Menurut dia, IBCSF mengintegrasikan upaya adaptasi dan mitigasi dengan memperkuat kerjasama antar lembaga, terutama Bappenas, Kementerian Koordinator Bidang Kemaritiman dan Investasi, Kementerian Lingkungan Hidup dan Kehutanan serta Kementerian Kelautan dan Perikanan.
“Awal 2019, Rancangan Teknokratik RPJMN 2020-2024 telah selesai disusun dan unsur blue carbon tersirat di dalam Program Prioritas Pembangunan Rendah Karbon dengan kegiatan prioritasnya adalah inventarisasi dan rehabilitasi,” ungkap Yanti menambahkan.

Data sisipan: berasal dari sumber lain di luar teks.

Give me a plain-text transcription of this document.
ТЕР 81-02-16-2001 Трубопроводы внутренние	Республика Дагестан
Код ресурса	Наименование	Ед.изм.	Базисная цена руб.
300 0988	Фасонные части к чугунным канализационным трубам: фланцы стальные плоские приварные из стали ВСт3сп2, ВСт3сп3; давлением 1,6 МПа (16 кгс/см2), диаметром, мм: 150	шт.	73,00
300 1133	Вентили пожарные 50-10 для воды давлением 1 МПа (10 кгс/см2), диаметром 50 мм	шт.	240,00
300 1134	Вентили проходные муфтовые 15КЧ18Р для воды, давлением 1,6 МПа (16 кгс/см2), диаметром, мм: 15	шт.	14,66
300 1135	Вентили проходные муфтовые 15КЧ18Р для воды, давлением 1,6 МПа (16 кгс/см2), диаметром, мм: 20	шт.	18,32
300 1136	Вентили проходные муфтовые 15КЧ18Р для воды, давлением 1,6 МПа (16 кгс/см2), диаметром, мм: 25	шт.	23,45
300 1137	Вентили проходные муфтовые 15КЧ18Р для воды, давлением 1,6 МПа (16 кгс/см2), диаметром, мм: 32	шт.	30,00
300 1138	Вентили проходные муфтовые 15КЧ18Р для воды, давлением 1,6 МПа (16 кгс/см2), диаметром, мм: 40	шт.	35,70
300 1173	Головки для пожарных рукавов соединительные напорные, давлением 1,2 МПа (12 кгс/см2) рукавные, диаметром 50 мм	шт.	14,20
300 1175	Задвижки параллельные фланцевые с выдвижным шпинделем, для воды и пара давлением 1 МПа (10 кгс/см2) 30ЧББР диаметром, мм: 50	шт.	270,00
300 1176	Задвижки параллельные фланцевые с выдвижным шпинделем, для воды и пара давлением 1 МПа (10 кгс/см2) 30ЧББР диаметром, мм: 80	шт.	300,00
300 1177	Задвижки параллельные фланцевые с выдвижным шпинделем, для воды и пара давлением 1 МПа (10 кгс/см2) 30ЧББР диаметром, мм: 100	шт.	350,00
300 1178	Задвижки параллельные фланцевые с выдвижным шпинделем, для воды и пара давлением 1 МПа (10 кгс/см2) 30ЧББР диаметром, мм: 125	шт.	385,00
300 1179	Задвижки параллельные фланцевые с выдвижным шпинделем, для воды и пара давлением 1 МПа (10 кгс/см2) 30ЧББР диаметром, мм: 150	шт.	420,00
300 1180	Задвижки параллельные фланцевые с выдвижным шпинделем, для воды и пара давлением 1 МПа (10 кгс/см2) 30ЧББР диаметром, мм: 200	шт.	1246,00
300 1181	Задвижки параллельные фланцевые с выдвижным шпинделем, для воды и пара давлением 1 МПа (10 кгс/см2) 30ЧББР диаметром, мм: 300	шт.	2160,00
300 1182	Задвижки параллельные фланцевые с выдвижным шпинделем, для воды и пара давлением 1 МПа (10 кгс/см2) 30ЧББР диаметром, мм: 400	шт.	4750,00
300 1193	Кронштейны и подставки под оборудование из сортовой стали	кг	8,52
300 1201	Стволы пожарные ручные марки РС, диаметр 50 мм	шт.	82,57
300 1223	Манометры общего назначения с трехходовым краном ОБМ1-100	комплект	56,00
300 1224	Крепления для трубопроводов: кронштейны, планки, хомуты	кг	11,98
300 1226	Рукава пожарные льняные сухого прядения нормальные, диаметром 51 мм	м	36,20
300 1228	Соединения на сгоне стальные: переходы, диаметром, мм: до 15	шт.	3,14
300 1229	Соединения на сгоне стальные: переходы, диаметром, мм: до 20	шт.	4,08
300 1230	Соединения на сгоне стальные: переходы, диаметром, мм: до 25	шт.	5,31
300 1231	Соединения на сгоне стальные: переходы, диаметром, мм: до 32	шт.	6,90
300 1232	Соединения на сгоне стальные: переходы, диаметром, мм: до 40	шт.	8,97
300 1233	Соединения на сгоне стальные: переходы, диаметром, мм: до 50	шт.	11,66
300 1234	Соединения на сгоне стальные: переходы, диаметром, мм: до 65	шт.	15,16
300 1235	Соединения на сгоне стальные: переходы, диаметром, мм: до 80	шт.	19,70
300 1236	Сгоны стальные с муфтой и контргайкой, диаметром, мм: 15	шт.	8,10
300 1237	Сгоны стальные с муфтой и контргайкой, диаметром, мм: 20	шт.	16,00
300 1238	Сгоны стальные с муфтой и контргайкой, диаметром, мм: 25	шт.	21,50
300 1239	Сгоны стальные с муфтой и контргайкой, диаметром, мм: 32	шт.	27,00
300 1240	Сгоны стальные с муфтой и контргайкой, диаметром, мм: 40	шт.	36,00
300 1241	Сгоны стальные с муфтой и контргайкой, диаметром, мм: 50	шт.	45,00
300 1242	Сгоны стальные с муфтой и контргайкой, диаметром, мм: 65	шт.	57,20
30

Upaya Kolaborasi Perubahan Iklim
Executive Director Indonesia Climate Change Trust Fund (ICCTF) Tonny Wagey menambahkan, fokus penting lainnya dalam IBCSF adalah perlunya perumusan kebijakan blue carbon untuk perubahan iklim serta pengkajian ilmiah tentang potensi blue carbon di Indonesia.
Ia mengungkapkan, penghujung 2019 lalu, Department of Industry, Innovation, Science and Resources (DISER), Pemerintah Australia melakukan pendekatan dengan badan-badan Pemerintah Indonesia untuk bekerja sama dalam The Indonesia Australia Blue Carbon program.
Tujuannya, kata dia, untuk mendorong kolaborasi, membangun pemahaman, dan meningkatkan pengelolaan ekosistem blue carbon terkait perubahan iklim. Juga untuk mendukung perekonomian berkelanjutan yang mendorong blue economy yang sejahtera.
Dan tahun 2020 ini ada beberapa agenda kegiatan, di antaranya Policy Dialogue, Policy Training; dan Inventory Exchange.
“Seluruh pendanaan untuk kegiatan ini akan dibiayai melalui dukungan pendanaan DISER–Australia dan Satuan Kerja (satker) ICCTF sesuai dengan peraturan yang berlaku. Pesertanya berasal dari berbagai instansi dan kalangan, yaitu Kementerian/Lembaga, Pemda/Dinas, Akademisi, Peneliti, dan Mitra Pembangunan NGO/INGO,” terang Tonny.